Aber die Produktion auf dem offenen Feld ist problematisch. Zu viel Sonne, zu viel Regen – schwankende Produktionsbedingungen setzen den Pflanzen zu. Darum wählen die Bauern immer häufiger den geschützten Anbau in Tunneln. Es gibt einfache Konstruktionen.
Aber auch sehr aufwändige Bauten, nämlich die Folientunnel, die der Laie auch als Gewächshauser bezeichnen würde.
Die Folientunnel sind beheizt und darin wird «bodenunabhängig» produziert. Die Pflanzen stehen in einem Substrat aus Stein- oder Kokoswolle. Sie werden bewässert, und für die Schädlingsbekämpfung setzen die Bauern Nützlinge ein. Sie verzichten so weit wie möglich auf chemische Mittel. «Mit dieser Produktion kann man fünfmal so viel Gemüse ernten wie auf dem offenen Feld», sagt Ralf Bucher, Geschäftsführer des Bauernverbandes Aargau.
Bucher sagt, die Entwicklung in der Landwirtschaft gehe Richtung Folientunnel, also bodenunabhängiger Produktion. Die Konsumenten wollten perfektes Gemüse. Nur mit zusätzlichen Bauten könnten die Aargauer Bauern diese Wünsche erfüllen. Der gewachsene Boden in diesen Bauten bleibe intakt. Er sei zwar trocken, aber man könnte den Boden wieder beackern, wenn dies einmal nötig sein sollte.
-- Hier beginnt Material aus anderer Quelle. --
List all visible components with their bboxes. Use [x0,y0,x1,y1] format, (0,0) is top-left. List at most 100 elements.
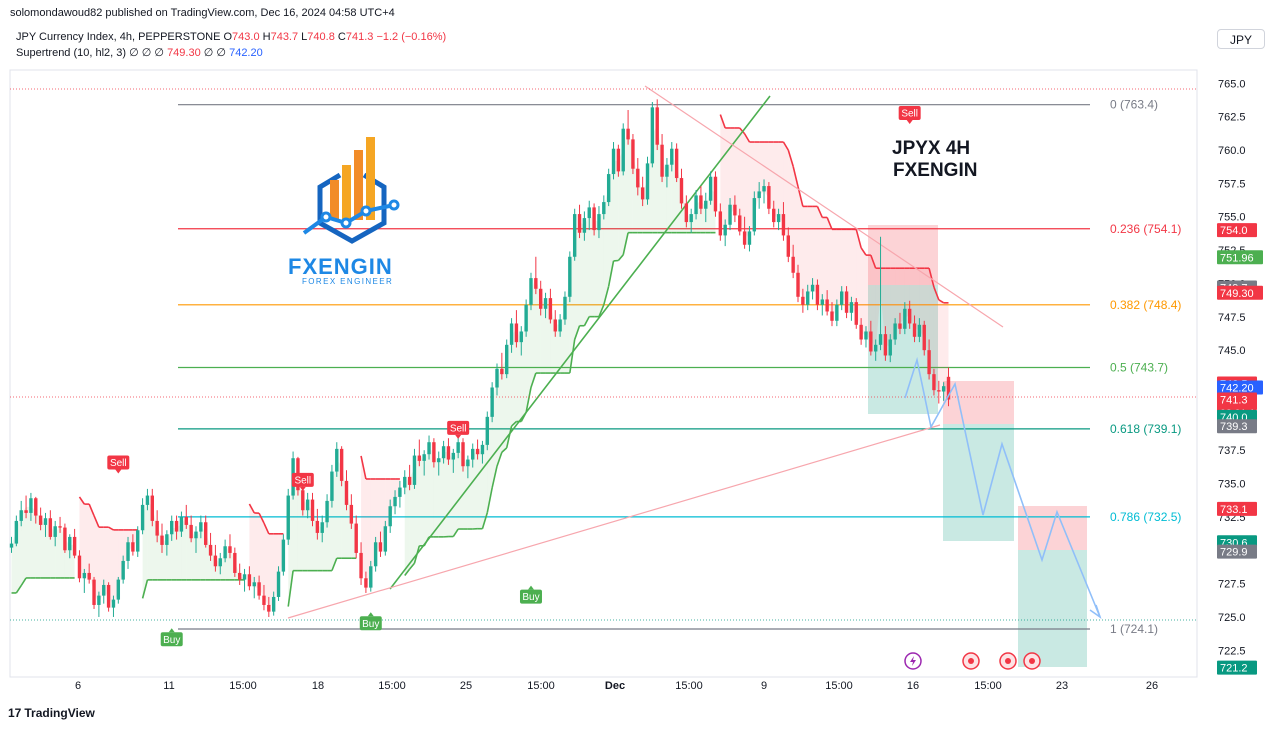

Bucher und mit ihm der Bauernverband unterstützen die Pläne des Aargauer Bau- und Umweltdepartements, in Birmenstorf neue «Speziallandwirtschaftszonen» für die Gemüseproduktion zu schaffen. Auf dem Hof der Familie Wildi, wo schon jetzt Folientunnel stehen, könnten dann dort, wo es jetzt noch grün ist, weitere Bauten entstehen.
Mit der Schaffung der Spezialzonen würden aber 13,3 Hektaren Fruchtfolgefläche, also Ackerland der besten Kategorie, verloren gehen. Und das passt Matthias Betsche, Präsident von Pro Natura Aargau, überhaupt nicht.
Er sieht ein, dass die Landwirtschaft neue Produktionsmethoden braucht, um im Wettbewerb bestehen zu können. «Aber diese Folientunnel, das sind Industriehallen. Die müssen nicht auf dem besten Land stehen», sagt Betsche. «Diese Hallen könnte man z. B. auch auf dem Dach eines Shopping-Centers aufstellen.»
Ganz besonders stört den Präsidenten von Pro Natura Aargau, dass grosse Teile der neue Speziallandwirtschaftszonen in das Ufergebiet der Reuss fallen würden. Und dieses Gebiet gehört ins Bundesinventar der Landschaften und Naturdenkmäler von nationaler Bedeutung. Dieses Gebiet sei wichtig für die Natur. Es dürfe nicht zerstört werden durch eine «schleichende Zersiedelung» mit massiven Bauten wie den Folientunnel.
Pro Natura Aargau wehrt sich vehement dagegen, dass die Fruchtfolgeflächen des Aargaus um 13,3 Hektaren verringert werden zugunsten der neuen Speziallandwirtschaftszonen in Birmenstorf.
Ralf Bucher vom Bauernverband Aargau will nicht wegdiskutieren, dass die Bauten für die bodenunabhängige Produktion ein ziemlich grosser Eingriff seien in die Natur. Er weist aber darauf hin, dass der Anbau von Gemüse in Birmenstorf eine lange Tradition habe. Zudem zerschneide auch die Autobahn A1 dieses Gebiet. «Wenn diese Art der Gemüseproduktion hier nicht möglich ist, dann frage ich mich, wo sie überhaupt noch möglich ist.»